Olavo de Carvalho
Jornal do Brasil, 10 de novembro de 2005
Qualquer tomada de posição nos debates do dia a dia depende de três fatores. Antes de tudo, cada indivíduo opinante traz consigo uma hierarquia abstrata de valores genéricos que orienta suas escolhas. Em segundo lugar, ele possui alguma representação esquemática das forças em disputa, de modo a poder identificar quais delas personificam os seus valores e quais os valores opostos. Mas – terceiro fator — essa representação depende do fluxo de informações que ele recebe da cultura em torno. Um fluxo viciado pode levar as pessoas a apostar em forças que destroem os seus valores em vez de realizá-los. Repetidas desilusões não bastam para reorientar as escolhas se o erro básico não é conscientizado e sua correção sistemática não se integra por sua vez na corrente de informações.

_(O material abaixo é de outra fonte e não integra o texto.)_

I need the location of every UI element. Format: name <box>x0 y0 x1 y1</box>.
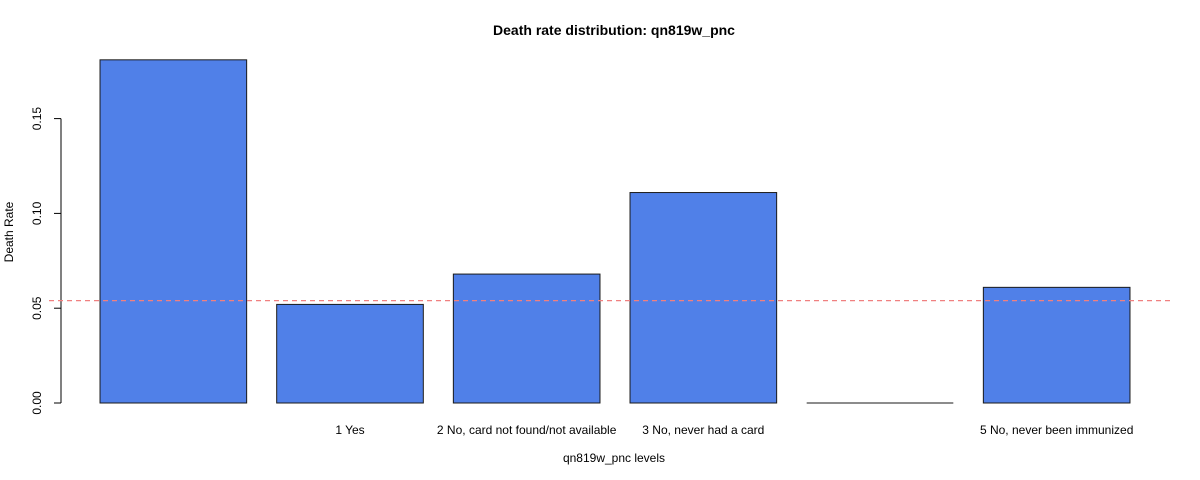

Na política, as escolhas dependem, em última instância, da representação geral dos poderes em conflito no mundo. Há décadas o público brasileiro se deixa guiar por uma representação falsa. Isso vem acontecendo desde que a orientação da cultura deixou de refletir o pluralismo espontâneo das idéias e passou a ser moldada hegemonicamente por uma corrente de opinião organizada, investida dos meios de marginalizar as demais e impor a sua própria visão como se fosse a única. Não o fez de maneira unilinear e dogmática, mas de tal modo que as suas próprias contradições internas, de ordem puramente adjetiva, parecessem esgotar o rol das discussões possíveis, tornando difícil apreender e verbalizar qualquer outra alternativa. A disputa presidencial de 2002, protagonizada por quatro candidatos ideologicamente uniformes, foi a cristalização eleitoral de um longo processo de recorte e moldagem do imaginário coletivo, em resultado do qual os cidadãos permaneciam livres para cultuar os valores subjetivos que quisessem, desde que na prática os personificassem nas forças escolhidas para esse fim pela representação imperante.
Durante um tempo, isso produziu um sentimento geral de unanimismo eufórico, infundindo em todos a ilusão de ter encontrado a fórmula da harmonia entre os valores amados e as forças capazes de realizá-los.
Contradições insolúveis não demoraram a aparecer, rompendo o círculo da falsa harmonia. Se a concorrência política normal já custa muito dinheiro, a hegemonia custa muito mais. Para conquistá-la, impondo-se artificialmente como personificação monopolística dos valores mais altos, a organização dominante teve de recorrer aos meios mais baixos. Nem poderia ser de outro modo. Na ética comunista, isso não tem nada de mais. Mas como explicar isso a eleitores que foram levados a enxergar num partido comunista a encarnação da moral no sentido mais usual e burguês do termo?
Pode-se tentar remendar o véu da ilusão, mas uma contradição ainda mais inconciliável, em escala planetária, ameaça rasgar em breve o que reste dele. Em vista dos resultados políticos desejados localmente, a população nacional foi ensinada a conceber o mundo como um cenário dividido, tal como no filme “Guerra nas Estrelas”, entre um Império global — identificado com os EUA — e as forças esparsas das nações sequiosas de liberdade. A disputa pelo poder sobre a internet desfará, num instante, essa representação grotescamente invertida. A República do Irã, a China, a Arábia Saudita e a ONU, que ao lado do Brasil e da burocracia européia lutam contra a “dominação americana” sobre a rede, jurando com isso defender o pluralismo e a democracia, são notórias censoras da internet , ao passo que o controle nas mãos dos americanos tem assegurado justamente a total ausência de censura. Aqueles que odeiam os EUA mas amam o direito de navegar livremente pela rede não demorarão a perceber, diretamente nas telas de seus computadores domésticos, que seu objeto de ódio é a única esperança de salvar seu objeto de amor. A representação vigente, como um vírus pego em flagrante, correrá então o risco de ser repentinamente deletada de todos os HDs.